Everyone's experience in a residency is completely different. I didn't have an agenda when I was there & simply enjoyed the 2 months of studio time with the aim of beginning the development process of a new body of work. To just let the city itself, its people and culture to wash over me was an important part of my process. The studio felt very isolated at first but it's so close to 798 & Chao Chang Di art districts, being a 5minute bike ride from those areas was enough for me. Every now & then I'd get a bit of cabin fever & have to remind myself that I was actually in Beijing! So I'd head out to see a monastery or temple or both in a beautiful park. After a while the perceived isolation of the studio location became a blessing, as Huantie Art City is probably one of the quietest areas in all of Beijing & a great place to work.

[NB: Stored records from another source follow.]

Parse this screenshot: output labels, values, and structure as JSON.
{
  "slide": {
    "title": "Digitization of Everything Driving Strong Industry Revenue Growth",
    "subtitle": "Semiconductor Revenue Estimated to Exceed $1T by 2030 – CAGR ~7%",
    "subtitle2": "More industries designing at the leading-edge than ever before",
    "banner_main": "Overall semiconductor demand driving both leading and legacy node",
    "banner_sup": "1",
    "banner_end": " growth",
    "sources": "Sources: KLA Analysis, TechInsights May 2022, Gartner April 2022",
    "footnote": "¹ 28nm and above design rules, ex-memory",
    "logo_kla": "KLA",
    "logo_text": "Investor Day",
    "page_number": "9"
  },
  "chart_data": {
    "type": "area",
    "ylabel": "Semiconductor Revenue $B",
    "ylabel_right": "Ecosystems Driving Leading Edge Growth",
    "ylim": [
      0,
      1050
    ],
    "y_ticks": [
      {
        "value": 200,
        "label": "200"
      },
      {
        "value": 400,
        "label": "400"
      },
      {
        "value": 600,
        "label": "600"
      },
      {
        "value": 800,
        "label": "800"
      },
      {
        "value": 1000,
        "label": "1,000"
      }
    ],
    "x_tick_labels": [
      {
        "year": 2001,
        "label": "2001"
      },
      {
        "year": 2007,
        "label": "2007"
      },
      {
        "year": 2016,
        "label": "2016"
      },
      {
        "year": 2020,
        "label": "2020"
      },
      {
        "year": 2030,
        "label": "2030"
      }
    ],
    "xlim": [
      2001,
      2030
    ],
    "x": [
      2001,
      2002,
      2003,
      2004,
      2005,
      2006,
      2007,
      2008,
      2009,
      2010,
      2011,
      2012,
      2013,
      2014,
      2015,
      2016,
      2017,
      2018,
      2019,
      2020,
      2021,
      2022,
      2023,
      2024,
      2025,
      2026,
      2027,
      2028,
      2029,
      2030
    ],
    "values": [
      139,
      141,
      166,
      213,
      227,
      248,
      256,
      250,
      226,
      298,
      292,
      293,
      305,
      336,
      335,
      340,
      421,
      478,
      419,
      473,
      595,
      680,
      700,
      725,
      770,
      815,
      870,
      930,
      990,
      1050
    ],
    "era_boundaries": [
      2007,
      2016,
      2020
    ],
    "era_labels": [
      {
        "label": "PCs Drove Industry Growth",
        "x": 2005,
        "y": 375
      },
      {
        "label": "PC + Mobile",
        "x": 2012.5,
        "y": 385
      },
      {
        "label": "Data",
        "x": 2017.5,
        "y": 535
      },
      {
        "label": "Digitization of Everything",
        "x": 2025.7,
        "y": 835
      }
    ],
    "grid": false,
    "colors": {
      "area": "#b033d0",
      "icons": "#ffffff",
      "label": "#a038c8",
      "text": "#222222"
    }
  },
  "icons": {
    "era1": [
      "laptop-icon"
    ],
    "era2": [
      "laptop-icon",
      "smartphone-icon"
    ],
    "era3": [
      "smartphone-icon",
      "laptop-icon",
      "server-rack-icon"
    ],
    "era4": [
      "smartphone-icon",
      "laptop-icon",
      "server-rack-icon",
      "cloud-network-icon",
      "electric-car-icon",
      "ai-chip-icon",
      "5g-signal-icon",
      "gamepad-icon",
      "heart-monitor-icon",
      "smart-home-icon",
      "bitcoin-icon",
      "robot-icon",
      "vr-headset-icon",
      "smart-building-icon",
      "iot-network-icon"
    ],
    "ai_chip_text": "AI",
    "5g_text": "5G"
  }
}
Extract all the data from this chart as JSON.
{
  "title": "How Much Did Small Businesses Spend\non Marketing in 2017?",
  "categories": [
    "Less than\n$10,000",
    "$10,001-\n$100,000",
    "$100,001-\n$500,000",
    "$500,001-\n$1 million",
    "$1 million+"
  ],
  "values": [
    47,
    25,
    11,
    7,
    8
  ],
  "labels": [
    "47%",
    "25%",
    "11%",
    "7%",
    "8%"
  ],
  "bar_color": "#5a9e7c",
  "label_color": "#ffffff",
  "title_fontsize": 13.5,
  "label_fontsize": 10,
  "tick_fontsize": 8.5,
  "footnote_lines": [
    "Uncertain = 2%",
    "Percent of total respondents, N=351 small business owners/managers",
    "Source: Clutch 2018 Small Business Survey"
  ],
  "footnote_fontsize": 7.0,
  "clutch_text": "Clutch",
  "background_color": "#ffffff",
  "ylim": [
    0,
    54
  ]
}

Being disposed to hanging out in the studio, cooking a lot at home was the order of the day. Early on in my stay there I went for a bike ride to clear my head & see what was around us & happened across a nearby village/town with a fantastic fresh produce market and delicious street food in the mornings and evenings for snacks. This town, Hei Chao, was a noisy, smelly and refreshing discovery to the antiseptic lack of sound and movement in Huantie Art City but the contrast of the haves and have nots was startling and disturbing to say the least. While people queued at night with large kettles to get their hot water not 500 metres away is a new polo club being built along side a retirement village for the super rich complete with swimming pool, golf course and guards out the front to keep out the riff raff. Such are the anomalies in Beijing, every time I walked out of the gate of the residency the place blew my mind.
I thoroughly enjoyed my time in the residency. I was challenged in so many ways, and as is the way with any international residencies challenged in the most unexpected manner. In 2004 I spent a year in China as an English teacher in Guangdong province so didn't feel too overwhelmed culturally but the art scene was incredibly overwhelming for me and greatly influenced my work.
Among the frenzied advancement towards capitalism there is a booming contemporary art scene, where artists are just as much of a product as their work and the market is king. The art, like everything else in Beijing is BIG. And there’s a lot of it. Two months of exposure to the new wealth on display, the sheer quantity of art and the levels of consumption that goes with the sudden influx of funds in Beijing left me with sensory overload, like I’d eaten too much and needed to lie down to digest but what I’d just consumed was sticking in my throat. I didn’t feel so good. So, naturally I felt the need to pull back, lighten the palette and try to counter-balance too much with what might be too little.
(excerpt from artist statement for Banquet exhibition).
This experience has culminated in a solo exhibition Banquet at 24HR Art, Darwin, 10 February -10 March 2012.